Office Hours: Vivek Sankaran Helps Improve the Child Welfare System

Michigan Alum speaks to a faculty member about an issue in their field.
Read time: 3 minutes

Vivek Sankaran, JD’01, is a clinical professor of law at the University of Michigan Law School who advocates for the rights of children and parents involved in child welfare proceedings. His work focuses on improving outcomes for children in foster care by empowering their parents and strengthening decision-making processes in juvenile courts.
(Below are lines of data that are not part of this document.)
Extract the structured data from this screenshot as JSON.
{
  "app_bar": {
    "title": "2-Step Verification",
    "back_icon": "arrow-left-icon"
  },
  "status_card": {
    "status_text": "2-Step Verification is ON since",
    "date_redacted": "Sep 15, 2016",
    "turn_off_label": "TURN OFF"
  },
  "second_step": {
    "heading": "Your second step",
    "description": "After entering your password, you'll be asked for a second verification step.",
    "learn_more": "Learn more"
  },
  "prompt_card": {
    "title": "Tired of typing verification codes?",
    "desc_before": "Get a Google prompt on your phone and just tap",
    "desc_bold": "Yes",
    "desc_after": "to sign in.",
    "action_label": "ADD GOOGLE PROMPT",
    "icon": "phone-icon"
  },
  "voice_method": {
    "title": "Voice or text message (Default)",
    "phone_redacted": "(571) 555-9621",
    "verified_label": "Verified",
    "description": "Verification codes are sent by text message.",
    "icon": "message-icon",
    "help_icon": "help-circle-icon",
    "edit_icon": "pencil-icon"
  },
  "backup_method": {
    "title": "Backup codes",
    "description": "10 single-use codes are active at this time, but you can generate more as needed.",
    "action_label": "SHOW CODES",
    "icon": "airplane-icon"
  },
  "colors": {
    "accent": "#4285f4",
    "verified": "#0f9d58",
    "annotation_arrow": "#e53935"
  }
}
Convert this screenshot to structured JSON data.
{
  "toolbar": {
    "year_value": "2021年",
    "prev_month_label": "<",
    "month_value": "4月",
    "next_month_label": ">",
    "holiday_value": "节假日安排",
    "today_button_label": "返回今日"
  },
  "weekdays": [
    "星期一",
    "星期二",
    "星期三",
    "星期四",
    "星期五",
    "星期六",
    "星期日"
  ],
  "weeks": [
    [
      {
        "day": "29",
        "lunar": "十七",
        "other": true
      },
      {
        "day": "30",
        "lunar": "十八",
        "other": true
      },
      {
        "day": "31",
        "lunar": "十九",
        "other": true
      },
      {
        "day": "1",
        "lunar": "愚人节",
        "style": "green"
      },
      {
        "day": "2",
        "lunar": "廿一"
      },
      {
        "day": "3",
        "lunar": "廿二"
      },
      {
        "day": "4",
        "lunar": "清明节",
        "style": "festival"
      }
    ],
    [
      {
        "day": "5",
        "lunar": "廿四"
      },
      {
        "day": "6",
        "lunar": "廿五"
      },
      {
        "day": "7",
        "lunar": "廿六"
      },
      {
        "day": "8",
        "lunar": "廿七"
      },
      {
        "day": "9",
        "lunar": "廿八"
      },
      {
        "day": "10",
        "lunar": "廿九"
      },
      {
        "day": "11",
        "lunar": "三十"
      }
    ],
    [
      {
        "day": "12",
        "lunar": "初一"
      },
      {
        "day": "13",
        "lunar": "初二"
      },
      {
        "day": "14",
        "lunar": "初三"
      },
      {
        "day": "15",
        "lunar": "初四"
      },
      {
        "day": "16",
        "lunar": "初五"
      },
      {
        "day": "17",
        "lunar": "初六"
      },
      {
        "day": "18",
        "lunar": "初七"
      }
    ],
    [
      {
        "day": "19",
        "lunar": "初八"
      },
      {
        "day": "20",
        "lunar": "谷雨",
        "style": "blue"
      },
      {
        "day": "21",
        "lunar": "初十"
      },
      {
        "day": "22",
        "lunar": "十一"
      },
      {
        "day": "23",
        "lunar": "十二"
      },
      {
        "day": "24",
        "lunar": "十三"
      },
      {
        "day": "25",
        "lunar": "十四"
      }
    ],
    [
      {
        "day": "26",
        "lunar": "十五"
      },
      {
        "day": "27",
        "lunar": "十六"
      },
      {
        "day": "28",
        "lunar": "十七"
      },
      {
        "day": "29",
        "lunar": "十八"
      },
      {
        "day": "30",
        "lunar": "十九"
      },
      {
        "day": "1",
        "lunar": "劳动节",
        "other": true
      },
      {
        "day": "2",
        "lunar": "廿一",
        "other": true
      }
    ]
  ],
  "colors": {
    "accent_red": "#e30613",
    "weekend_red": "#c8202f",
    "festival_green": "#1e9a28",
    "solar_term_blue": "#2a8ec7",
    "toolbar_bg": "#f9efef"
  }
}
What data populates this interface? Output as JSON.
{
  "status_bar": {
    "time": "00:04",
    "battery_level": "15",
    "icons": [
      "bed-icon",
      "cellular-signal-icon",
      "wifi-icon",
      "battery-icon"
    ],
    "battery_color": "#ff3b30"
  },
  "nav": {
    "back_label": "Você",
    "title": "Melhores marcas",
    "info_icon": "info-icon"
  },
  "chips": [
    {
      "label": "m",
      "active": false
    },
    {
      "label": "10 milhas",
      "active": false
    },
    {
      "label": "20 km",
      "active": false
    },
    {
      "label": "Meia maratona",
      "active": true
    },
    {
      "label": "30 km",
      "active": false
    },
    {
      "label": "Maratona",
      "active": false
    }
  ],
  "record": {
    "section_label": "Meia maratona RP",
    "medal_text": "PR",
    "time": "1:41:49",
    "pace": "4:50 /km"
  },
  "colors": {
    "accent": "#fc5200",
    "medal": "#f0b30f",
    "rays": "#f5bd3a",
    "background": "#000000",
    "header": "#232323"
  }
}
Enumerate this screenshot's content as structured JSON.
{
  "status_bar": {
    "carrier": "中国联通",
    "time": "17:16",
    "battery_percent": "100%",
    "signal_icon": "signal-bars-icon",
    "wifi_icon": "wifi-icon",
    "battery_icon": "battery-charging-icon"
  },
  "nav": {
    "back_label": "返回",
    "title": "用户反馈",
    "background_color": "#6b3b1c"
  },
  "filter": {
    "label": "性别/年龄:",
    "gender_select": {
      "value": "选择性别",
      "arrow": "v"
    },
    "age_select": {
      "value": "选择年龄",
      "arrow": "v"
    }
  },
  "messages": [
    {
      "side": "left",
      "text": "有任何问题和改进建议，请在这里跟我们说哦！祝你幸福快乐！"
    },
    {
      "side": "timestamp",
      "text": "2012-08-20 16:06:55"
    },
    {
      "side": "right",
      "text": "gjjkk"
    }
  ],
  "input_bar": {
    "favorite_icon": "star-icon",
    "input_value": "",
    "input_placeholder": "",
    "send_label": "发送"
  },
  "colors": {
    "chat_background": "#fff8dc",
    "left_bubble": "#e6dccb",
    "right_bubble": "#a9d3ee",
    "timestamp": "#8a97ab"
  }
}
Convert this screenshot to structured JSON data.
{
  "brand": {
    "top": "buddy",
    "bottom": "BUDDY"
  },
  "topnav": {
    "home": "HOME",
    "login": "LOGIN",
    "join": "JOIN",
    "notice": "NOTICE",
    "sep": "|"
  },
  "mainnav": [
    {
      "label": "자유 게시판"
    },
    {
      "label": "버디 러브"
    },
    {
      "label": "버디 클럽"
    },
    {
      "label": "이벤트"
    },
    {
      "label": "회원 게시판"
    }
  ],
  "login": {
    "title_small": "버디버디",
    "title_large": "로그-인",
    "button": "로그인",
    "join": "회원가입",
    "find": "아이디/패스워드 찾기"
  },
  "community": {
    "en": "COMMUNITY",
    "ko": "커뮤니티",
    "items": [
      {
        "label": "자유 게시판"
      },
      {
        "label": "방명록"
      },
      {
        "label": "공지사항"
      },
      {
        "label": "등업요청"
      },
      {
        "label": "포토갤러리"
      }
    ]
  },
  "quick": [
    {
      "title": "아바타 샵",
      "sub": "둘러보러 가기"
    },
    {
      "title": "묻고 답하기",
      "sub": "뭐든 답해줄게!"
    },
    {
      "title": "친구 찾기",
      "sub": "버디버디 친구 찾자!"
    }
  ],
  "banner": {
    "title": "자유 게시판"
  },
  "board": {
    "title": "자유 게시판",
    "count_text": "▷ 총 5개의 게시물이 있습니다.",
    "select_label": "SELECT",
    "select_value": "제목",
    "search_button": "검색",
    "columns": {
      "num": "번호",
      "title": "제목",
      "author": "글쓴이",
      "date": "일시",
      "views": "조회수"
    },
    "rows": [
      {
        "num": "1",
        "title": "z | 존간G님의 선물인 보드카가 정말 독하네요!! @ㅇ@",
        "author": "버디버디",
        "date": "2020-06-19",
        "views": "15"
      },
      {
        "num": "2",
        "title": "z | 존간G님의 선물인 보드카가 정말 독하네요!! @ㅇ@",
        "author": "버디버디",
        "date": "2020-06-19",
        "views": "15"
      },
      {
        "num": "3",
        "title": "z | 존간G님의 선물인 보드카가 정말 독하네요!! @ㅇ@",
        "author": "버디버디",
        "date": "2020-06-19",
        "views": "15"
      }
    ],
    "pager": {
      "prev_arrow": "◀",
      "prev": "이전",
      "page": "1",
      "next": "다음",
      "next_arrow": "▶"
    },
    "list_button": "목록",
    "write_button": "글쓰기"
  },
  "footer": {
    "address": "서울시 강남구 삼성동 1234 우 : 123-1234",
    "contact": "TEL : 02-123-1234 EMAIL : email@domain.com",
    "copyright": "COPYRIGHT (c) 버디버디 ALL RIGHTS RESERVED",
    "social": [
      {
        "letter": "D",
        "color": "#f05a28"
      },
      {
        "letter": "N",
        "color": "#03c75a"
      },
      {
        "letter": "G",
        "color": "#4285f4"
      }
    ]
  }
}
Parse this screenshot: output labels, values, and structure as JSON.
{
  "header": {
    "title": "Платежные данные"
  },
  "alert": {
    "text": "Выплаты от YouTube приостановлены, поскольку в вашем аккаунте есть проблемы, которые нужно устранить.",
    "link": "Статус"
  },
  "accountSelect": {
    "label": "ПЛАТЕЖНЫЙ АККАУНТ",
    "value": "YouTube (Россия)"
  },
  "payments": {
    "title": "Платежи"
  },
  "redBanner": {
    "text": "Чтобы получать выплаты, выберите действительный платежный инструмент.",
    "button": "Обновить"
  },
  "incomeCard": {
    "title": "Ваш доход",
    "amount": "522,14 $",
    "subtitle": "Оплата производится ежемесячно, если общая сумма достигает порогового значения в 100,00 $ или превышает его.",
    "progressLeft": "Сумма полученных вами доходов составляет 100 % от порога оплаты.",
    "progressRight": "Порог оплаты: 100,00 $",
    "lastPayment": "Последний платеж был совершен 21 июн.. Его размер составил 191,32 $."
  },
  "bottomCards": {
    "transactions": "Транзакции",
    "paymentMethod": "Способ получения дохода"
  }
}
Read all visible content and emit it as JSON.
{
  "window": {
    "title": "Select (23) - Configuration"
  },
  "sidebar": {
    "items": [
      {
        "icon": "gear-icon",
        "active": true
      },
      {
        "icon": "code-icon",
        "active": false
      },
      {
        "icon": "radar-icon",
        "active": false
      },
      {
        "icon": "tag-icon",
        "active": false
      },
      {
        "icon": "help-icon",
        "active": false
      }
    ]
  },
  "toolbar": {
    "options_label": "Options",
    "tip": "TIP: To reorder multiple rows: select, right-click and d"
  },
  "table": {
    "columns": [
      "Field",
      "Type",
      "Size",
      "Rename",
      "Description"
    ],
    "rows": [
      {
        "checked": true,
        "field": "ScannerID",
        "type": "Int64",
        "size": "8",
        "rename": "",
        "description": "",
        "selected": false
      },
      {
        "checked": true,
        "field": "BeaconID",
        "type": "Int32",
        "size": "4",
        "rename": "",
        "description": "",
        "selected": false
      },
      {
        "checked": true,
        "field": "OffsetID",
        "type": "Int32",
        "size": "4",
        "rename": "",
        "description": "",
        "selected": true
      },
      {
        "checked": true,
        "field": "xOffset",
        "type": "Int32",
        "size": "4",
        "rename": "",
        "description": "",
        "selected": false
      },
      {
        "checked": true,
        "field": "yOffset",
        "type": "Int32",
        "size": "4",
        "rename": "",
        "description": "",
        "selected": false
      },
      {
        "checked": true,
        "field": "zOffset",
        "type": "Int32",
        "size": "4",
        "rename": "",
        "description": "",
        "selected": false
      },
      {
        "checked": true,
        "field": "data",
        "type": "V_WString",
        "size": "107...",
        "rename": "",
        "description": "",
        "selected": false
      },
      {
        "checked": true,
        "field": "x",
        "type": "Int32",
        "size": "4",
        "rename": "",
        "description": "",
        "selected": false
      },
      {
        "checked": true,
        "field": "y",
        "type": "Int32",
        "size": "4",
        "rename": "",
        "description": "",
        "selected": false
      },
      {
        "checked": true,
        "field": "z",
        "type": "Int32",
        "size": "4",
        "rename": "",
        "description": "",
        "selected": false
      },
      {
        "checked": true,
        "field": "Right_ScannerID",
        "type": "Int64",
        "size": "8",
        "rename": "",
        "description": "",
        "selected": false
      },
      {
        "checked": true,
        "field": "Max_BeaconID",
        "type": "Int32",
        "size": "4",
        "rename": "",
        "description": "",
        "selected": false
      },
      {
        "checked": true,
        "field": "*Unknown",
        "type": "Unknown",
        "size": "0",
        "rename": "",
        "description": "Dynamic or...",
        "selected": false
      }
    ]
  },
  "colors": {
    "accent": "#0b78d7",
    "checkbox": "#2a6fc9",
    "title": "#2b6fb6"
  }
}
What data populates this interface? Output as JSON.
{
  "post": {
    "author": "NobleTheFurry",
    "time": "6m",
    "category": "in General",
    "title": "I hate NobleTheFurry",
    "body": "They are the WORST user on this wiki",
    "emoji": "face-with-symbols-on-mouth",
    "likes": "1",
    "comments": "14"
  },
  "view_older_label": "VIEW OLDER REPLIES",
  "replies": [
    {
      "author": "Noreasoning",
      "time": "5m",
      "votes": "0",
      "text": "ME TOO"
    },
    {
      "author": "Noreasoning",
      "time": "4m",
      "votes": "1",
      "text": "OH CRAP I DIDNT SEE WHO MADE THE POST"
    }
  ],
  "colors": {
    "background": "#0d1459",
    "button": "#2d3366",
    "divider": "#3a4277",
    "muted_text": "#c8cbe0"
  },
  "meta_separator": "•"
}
He also directs the Child Advocacy Law Clinic and the Child Welfare Appellate Clinic, through which law students represent children and parents in trial and appellate proceedings. He has written numerous articles focused on improving the child welfare system and has litigated cases before the Michigan Supreme Court. He also founded the Detroit Center for Family Advocacy, the first organization in the country to provide multidisciplinary legal assistance to families to prevent the unnecessary entry of children into foster care.

You’ve written that courts terminate the rights of parents far too often. Why does this happen? What can be done to change it?

A family’s poverty plays a critical role in the unnecessary termination of parental rights. All too often courts terminate relationships between children and their parents because their parents didn’t complete services necessary to reunify with them. But parents frequently struggle to complete services because they don’t have the funds to access high-quality services, or lack the resources, like transportation, to get to services. And the child protective system rarely offers families with the concrete supports they need like housing, employment, or financial assistance.

What are the long-term consequences for families and society of courts terminating the rights of parents at a higher than necessary rate? 

Children will lose the ability to have meaningful relationships with parents who love them and care deeply about them. Even when parents aren’t able to physically care for their children, many are still able to provide crucial emotional support to their children. And when parental rights are terminated, kids often lose relationships with siblings, grandparents, and extended family as well, disconnecting them from a family unit that loves them.

Are there certain population demographics that are at a higher risk of having their parental rights terminated unnecessarily? If so, why is it the case?

Children of color are far more likely to have the rights to their parents terminated due to the same type of systemic racism that contributes to disproportionate outcomes in other systems, like the criminal justice system. 

You’ve written extensively and worked on trying to improve outcomes for children in the foster system. What are some of the biggest challenges or barriers to improved outcomes for these children?

The lack of quality services and concrete supports for families both in and out of the child protection system, along with the lack of high-quality legal representation for children and parents plays a critical role in the poor outcomes we see in the system. Additionally, families are harmed by a punitive mindset that is pervasive in the system, as opposed to a focus on preserving relationships that are important to children.

Through the Child Advocacy Law Clinic and the Child Welfare Appellate Clinic, law students represent children and parents in trial and appellate proceedings. Tell us about this work and why it’s important for students to get this real life experience.

Through work in both clinics, law students learn critical skills on how to be effective lawyers, while also serving families in need. Our students have helped children reunify with their parents and have gotten appellate courts to reverse termination of parental rights decisions. The work of our students is felt throughout the state and has been felt for many years, as we have the oldest child advocacy clinic in the country and the first child welfare appellate clinic. By standing in kinship with those in need, our students not only learn how to be lawyers, but they learn what it means to embody compassion every single day. They serve families, and in the process, transform themselves into different human beings.